Hunger provides plenty of food for thought

By Daniel Nelson

I sat slumped in my seat as the credits rolled for Hunger, feeling as though I had been repeatedly punched in the head by Mohammed Ali. It is a powerful, unrelenting film.

Light entertainment it isn’t. Nor is it party political, even though it’s about IRA hunger-striker Bobby Sands, one of 10 men in Belfast’s Maze Prison who died as a way of pressing their demand for special category status for republican prisoners. You learn little about the republican struggle, or even about the ramifications of Sands' suicide.

Director Steve McQueen (the artist NOT the actor) says that growing up as a child in the 1980s he was influenced by three events: the Brixton riots, Tottenham winning the FA Cup and Sands. As an Arsenal fan, I give thanks that he didn’t choose the Cup final for his film debut. His stated aim with Hunger was to capture what it felt like to be in the Maze at that time. Certainly it seems like a gruellingly realistic portrayal of aspects of prison life – one of the most gruellingly realistic ever shown on film.

Because of the lack of political context, what hits the viewer is not so much the brutality of this particular prison regime, and of the British authorities behind it, but the brutality of prison in general. That’s what gives the film its power and why it resonates far beyond specific place and time.

The middle section consists of a 20-minute conversation between Sands and a priest, as they tussle verbally over their respective positions (“similar to the to-ing and fro-ing of a Jimmy Connors-John McEnroe Wimbledon tennis final or a Frazer-Ali fight”, says McQueen), and the final section is Sands’ physical deterioration and death. The wasting away is a tour de force of film-making but I found it the least compelling segment, perhaps because it is purely descriptive.

The intense, unrelenting focus on the protagonist and his immediate surroundings is vice-like: like the Ancient Mariner, it grabs your attention and won’t let go until the tale is finished. The only time the grip loosens is for a flashback sequence which offers up a (fictitious) youthful experience to illustrate an aspect of Sands’ character.

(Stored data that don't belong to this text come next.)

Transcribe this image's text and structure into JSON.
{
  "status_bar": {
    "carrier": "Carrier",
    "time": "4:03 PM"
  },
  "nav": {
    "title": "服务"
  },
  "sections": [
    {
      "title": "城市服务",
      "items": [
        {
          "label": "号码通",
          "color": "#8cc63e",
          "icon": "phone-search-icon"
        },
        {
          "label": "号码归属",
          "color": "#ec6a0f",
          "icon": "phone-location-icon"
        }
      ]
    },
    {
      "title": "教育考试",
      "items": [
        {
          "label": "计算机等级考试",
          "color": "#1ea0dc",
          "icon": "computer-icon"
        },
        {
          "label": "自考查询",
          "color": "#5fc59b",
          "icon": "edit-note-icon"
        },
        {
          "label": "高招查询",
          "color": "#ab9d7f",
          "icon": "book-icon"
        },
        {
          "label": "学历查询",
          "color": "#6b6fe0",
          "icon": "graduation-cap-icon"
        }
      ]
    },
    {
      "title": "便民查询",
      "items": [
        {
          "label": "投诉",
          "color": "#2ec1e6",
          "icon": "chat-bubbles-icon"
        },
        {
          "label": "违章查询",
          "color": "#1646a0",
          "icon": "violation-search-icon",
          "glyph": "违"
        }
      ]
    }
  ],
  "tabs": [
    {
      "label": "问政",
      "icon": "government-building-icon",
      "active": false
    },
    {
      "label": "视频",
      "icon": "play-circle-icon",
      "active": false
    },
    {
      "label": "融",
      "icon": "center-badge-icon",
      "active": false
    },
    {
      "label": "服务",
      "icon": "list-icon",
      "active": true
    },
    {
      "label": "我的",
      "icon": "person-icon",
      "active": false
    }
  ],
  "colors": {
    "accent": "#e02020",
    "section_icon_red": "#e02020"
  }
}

The citation for the inaugural Sydney Film Festival Prize spoke of the film’s "controlled clarity of vision, its extraordinary detail and bravery, the dedication of its cast and the power and resonance of its humanity." Though this is McQueen’s first full-length feature, his medium as an artist has always been film. He won the Turner Prize in 1999 and there are scenes in Hunger – notably, a long, slow take in which a warder methodically sweeps up urine that prisoners have tipped into the corridor from their cells – that could be submitted for the Turner Prize (and probably win).

In the wake of the hunger strike, the British government subsequently granted most of the prisoners’ demands. Was the protest worth 10 lives? That’s not the point McQueen is trying to make. “Steve has a unique perspective (as artists have done through hundreds of years) to show us a crucial moment in our history and enable us to think again about why it happened and what it achieved,” says executive producer Jan Younghusband.

“The film is impressionistic and not a discussion of facts or a debate about right and wrong, but more a meditation on a moment in time.

"Today there are different struggles to make the world better according to particular beliefs and lives continue to be affected.”